When the angel Gabriel appeared to Mary and told her of God’s plan for her, she gave her famous answer. “Let it be done unto me according to your word.” In that moment, she handed her life over to God, but more specifically, she handed over her womb.
In that instant she agreed to do as God asked her. This would mean carrying the Son of God and watching him die on the Cross and eventually following him to Heaven, but Mary did not know that. She assented in spite of her lack of comprehension and by doing so showcased the incredible grace of God within her. And her journey as Christ’s mother began with that surrender of her womb.
I wrestled with the emptiness of my own womb during our waiting months, and my friend’s insight helped me to see Mary as my model in a special way. Our fertility struggles, I discerned, were my call to hand over my womb to God just as Christ’s mother had done, to accept God’s will for me to bear children - or not - in his timing. Praying for the grace to do that carried me through the months of our wait, blessedly short though it turned out to be.
As I’ve moved into the current stage of my life, I’ve continued to meditate on the idea of Mary at the Annunciation as an example for our lives.

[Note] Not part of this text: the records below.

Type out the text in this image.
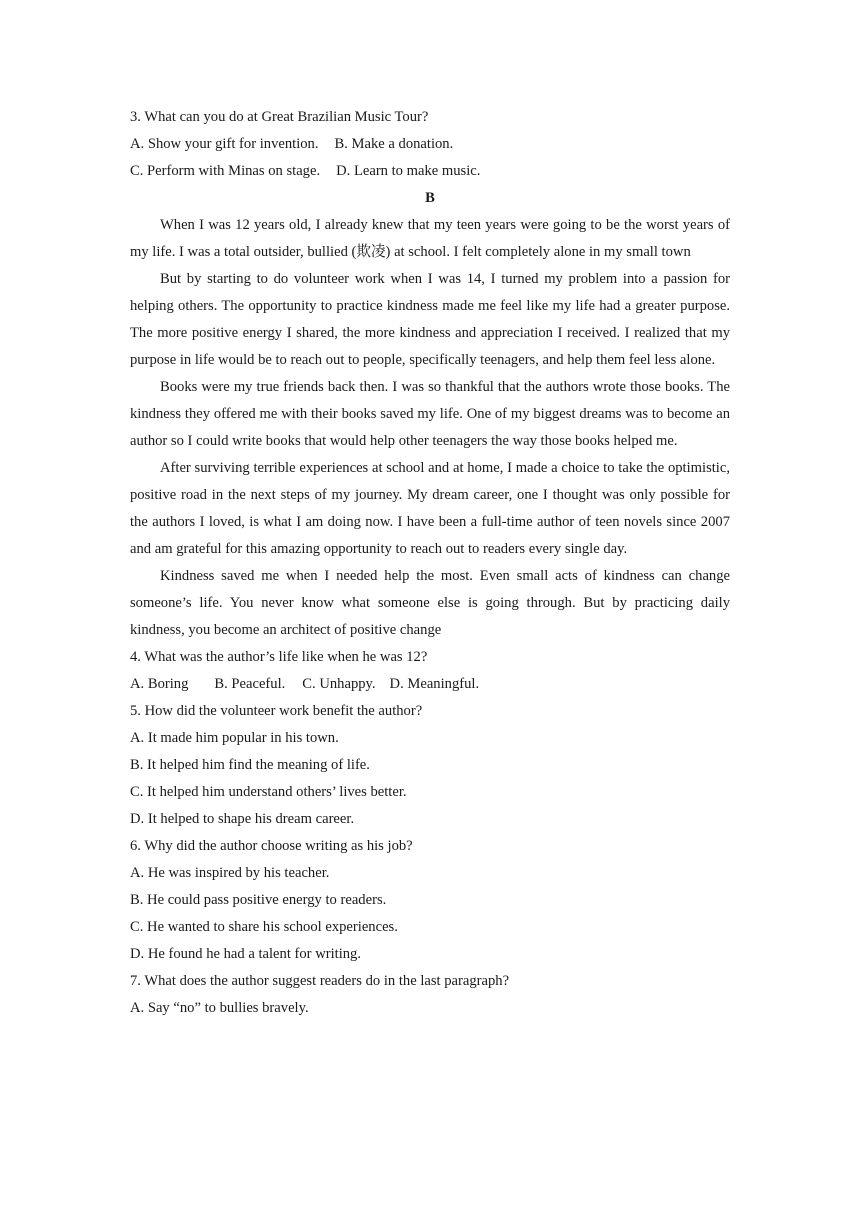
3. What can you do at Great Brazilian Music Tour?

A. Show your gift for invention. B. Make a donation.

C. Perform with Minas on stage. D. Learn to make music.

B

When I was 12 years old, I already knew that my teen years were going to be the worst years of my life. I was a total outsider, bullied (欺凌) at school. I felt completely alone in my small town

But by starting to do volunteer work when I was 14, I turned my problem into a passion for helping others. The opportunity to practice kindness made me feel like my life had a greater purpose. The more positive energy I shared, the more kindness and appreciation I received. I realized that my purpose in life would be to reach out to people, specifically teenagers, and help them feel less alone.

Books were my true friends back then. I was so thankful that the authors wrote those books. The kindness they offered me with their books saved my life. One of my biggest dreams was to become an author so I could write books that would help other teenagers the way those books helped me.

After surviving terrible experiences at school and at home, I made a choice to take the optimistic, positive road in the next steps of my journey. My dream career, one I thought was only possible for the authors I loved, is what I am doing now. I have been a full-time author of teen novels since 2007 and am grateful for this amazing opportunity to reach out to readers every single day.

Kindness saved me when I needed help the most. Even small acts of kindness can change someone’s life. You never know what someone else is going through. But by practicing daily kindness, you become an architect of positive change

4. What was the author’s life like when he was 12?

A. Boring B. Peaceful. C. Unhappy. D. Meaningful.

5. How did the volunteer work benefit the author?

A. It made him popular in his town.

B. It helped him find the meaning of life.

C. It helped him understand others’ lives better.

D. It helped to shape his dream career.

6. Why did the author choose writing as his job?

A. He was inspired by his teacher.

B. He could pass positive energy to readers.

C. He wanted to share his school experiences.

D. He found he had a talent for writing.

7. What does the author suggest readers do in the last paragraph?

A. Say “no” to bullies bravely.
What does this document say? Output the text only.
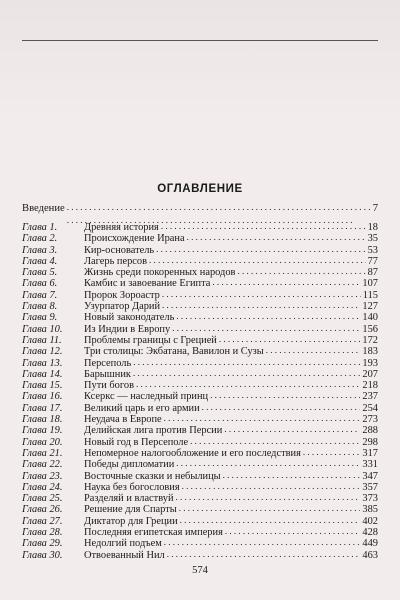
ОГЛАВЛЕНИЕ
Введение . . .	7
Глава 1.	Древняя история . . .	18
Глава 2.	Происхождение Ирана . . .	35
Глава 3.	Кир-основатель . . .	53
Глава 4.	Лагерь персов . . .	77
Глава 5.	Жизнь среди покоренных народов . . .	87
Глава 6.	Камбис и завоевание Египта . . .	107
Глава 7.	Пророк Зороастр . . .	115
Глава 8.	Узурпатор Дарий . . .	127
Глава 9.	Новый законодатель . . .	140
Глава 10.	Из Индии в Европу . . .	156
Глава 11.	Проблемы границы с Грецией . . .	172
Глава 12.	Три столицы: Экбатана, Вавилон и Сузы . . .	183
Глава 13.	Персеполь . . .	193
Глава 14.	Барышник . . .	207
Глава 15.	Пути богов . . .	218
Глава 16.	Ксеркс — наследный принц . . .	237
Глава 17.	Великий царь и его армии . . .	254
Глава 18.	Неудача в Европе . . .	273
Глава 19.	Делийская лига против Персии . . .	288
Глава 20.	Новый год в Персеполе . . .	298
Глава 21.	Непомерное налогообложение и его последствия . . .	317
Глава 22.	Победы дипломатии . . .	331
Глава 23.	Восточные сказки и небылицы . . .	347
Глава 24.	Наука без богословия . . .	357
Глава 25.	Разделяй и властвуй . . .	373
Глава 26.	Решение для Спарты . . .	385
Глава 27.	Диктатор для Греции . . .	402
Глава 28.	Последняя египетская империя . . .	428
Глава 29.	Недолгий подъем . . .	449
Глава 30.	Отвоеванный Нил . . .	463
574
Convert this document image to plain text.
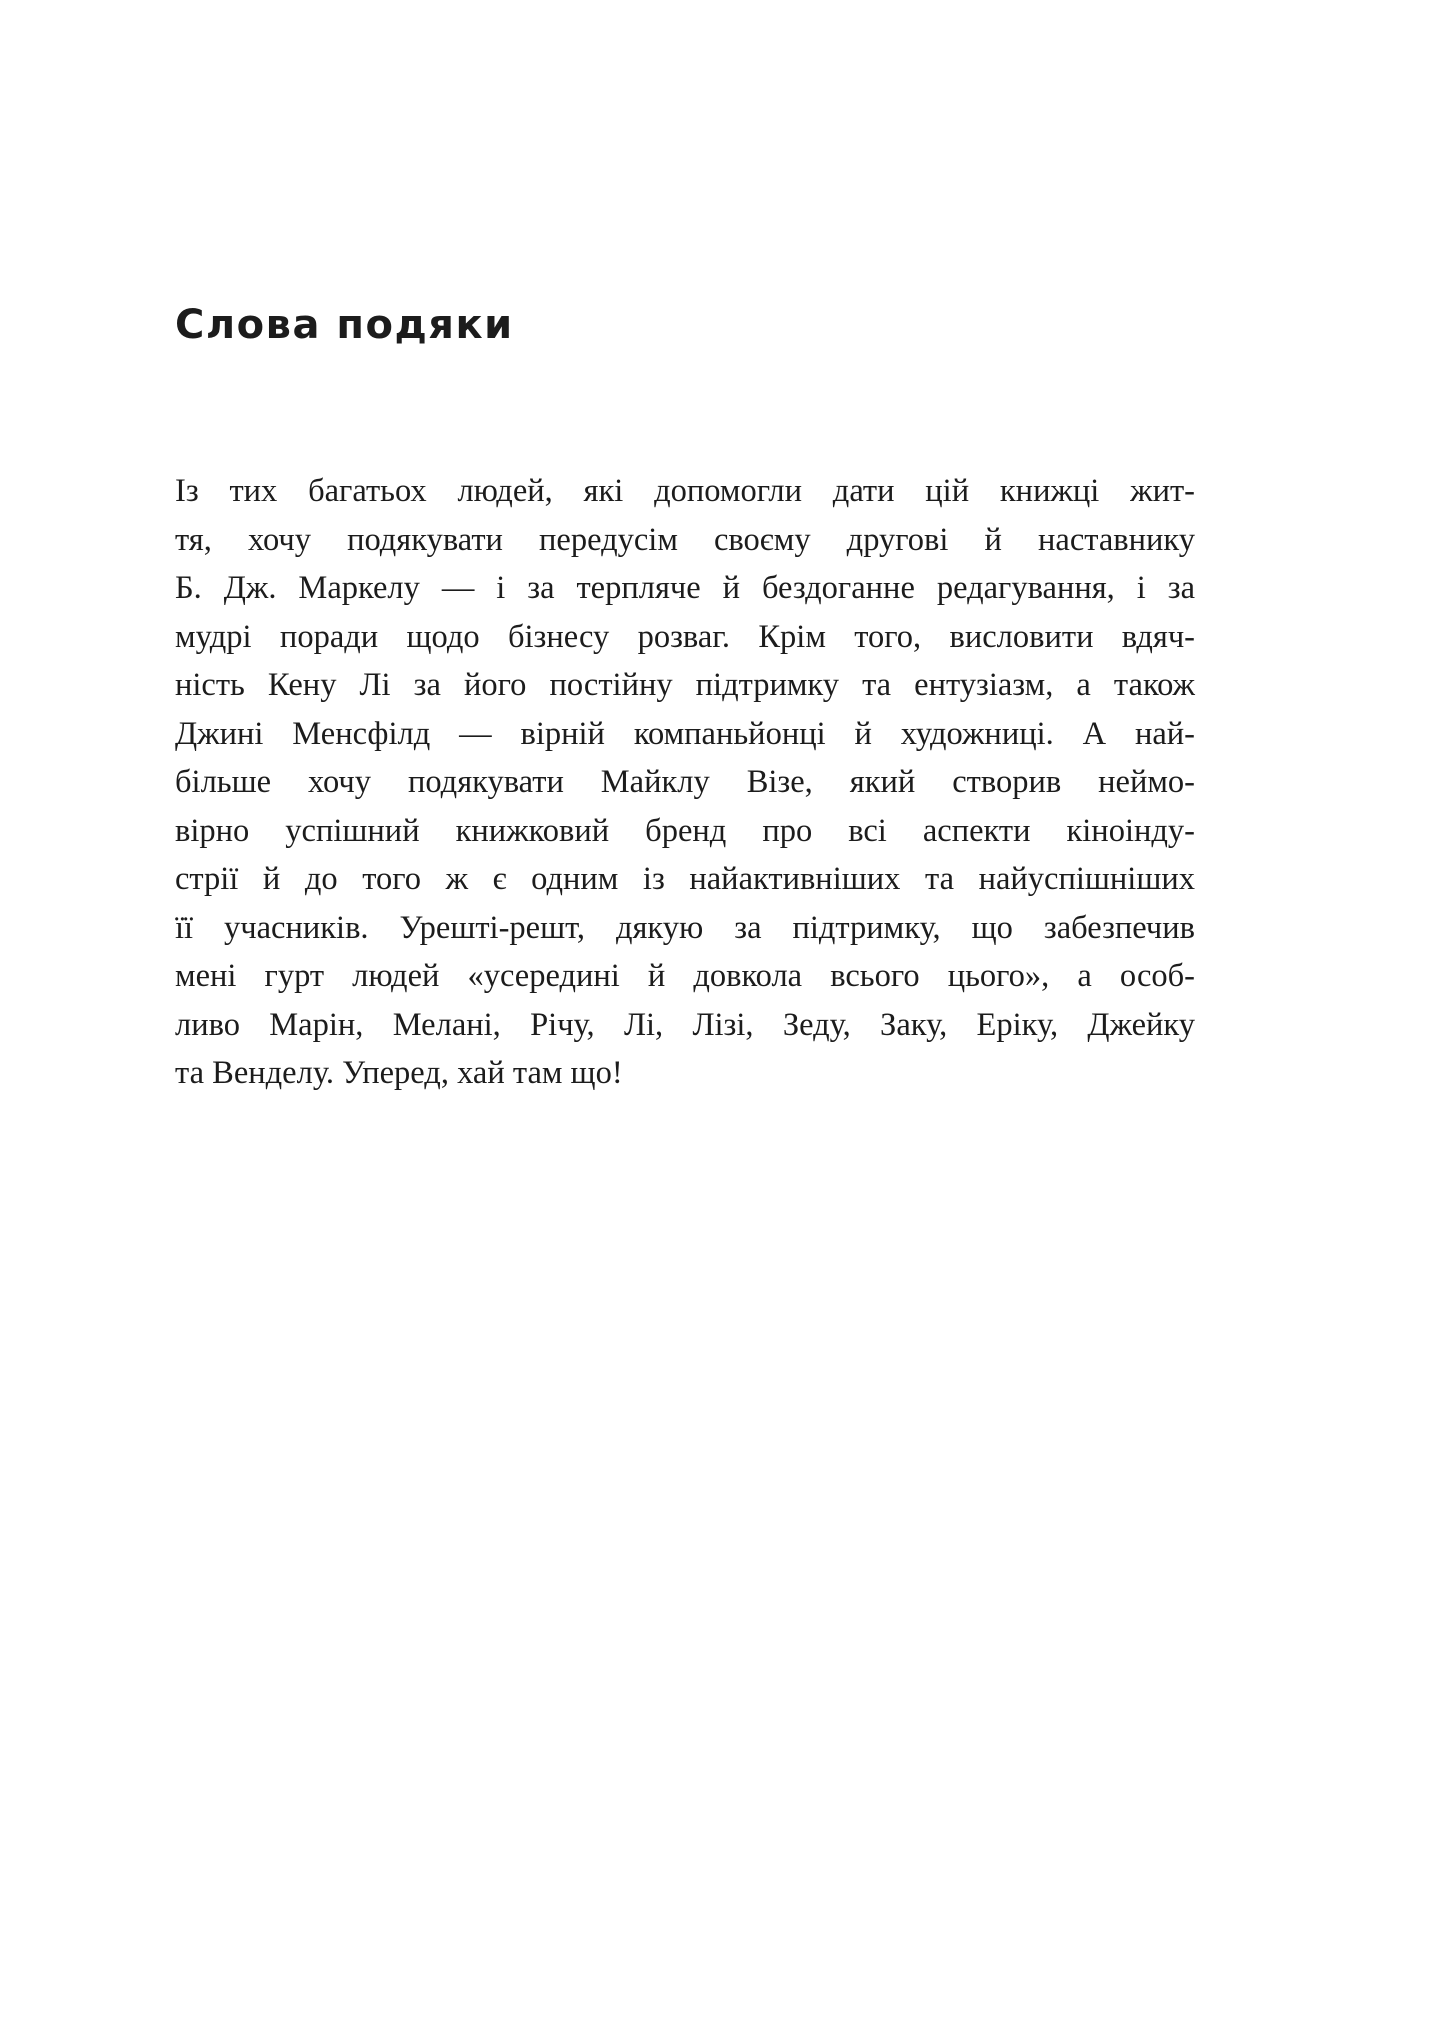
Слова подяки
Із тих багатьох людей, які допомогли дати цій книжці жит-
тя, хочу подякувати передусім своєму другові й наставнику
Б. Дж. Маркелу — і за терпляче й бездоганне редагування, і за
мудрі поради щодо бізнесу розваг. Крім того, висловити вдяч-
ність Кену Лі за його постійну підтримку та ентузіазм, а також
Джині Менсфілд — вірній компаньйонці й художниці. А най-
більше хочу подякувати Майклу Візе, який створив неймо-
вірно успішний книжковий бренд про всі аспекти кіноінду-
стрії й до того ж є одним із найактивніших та найуспішніших
її учасників. Урешті-решт, дякую за підтримку, що забезпечив
мені гурт людей «усередині й довкола всього цього», а особ-
ливо Марін, Мелані, Річу, Лі, Лізі, Зеду, Заку, Еріку, Джейку
та Венделу. Уперед, хай там що!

All Christians are called to surrender our lives to God, but we women in a special way are called to surrender our wombs to God. This is true for all of us, no matter what our vocations. Women called to religious life must assent to not bearing children; married women on all parts of the fertility spectrum are called to assent to God’s will for us as well, whether it means we will bear a dozen children or none at all.
Today, on the Feast of the Annunciation, we have Mary as our model in that task.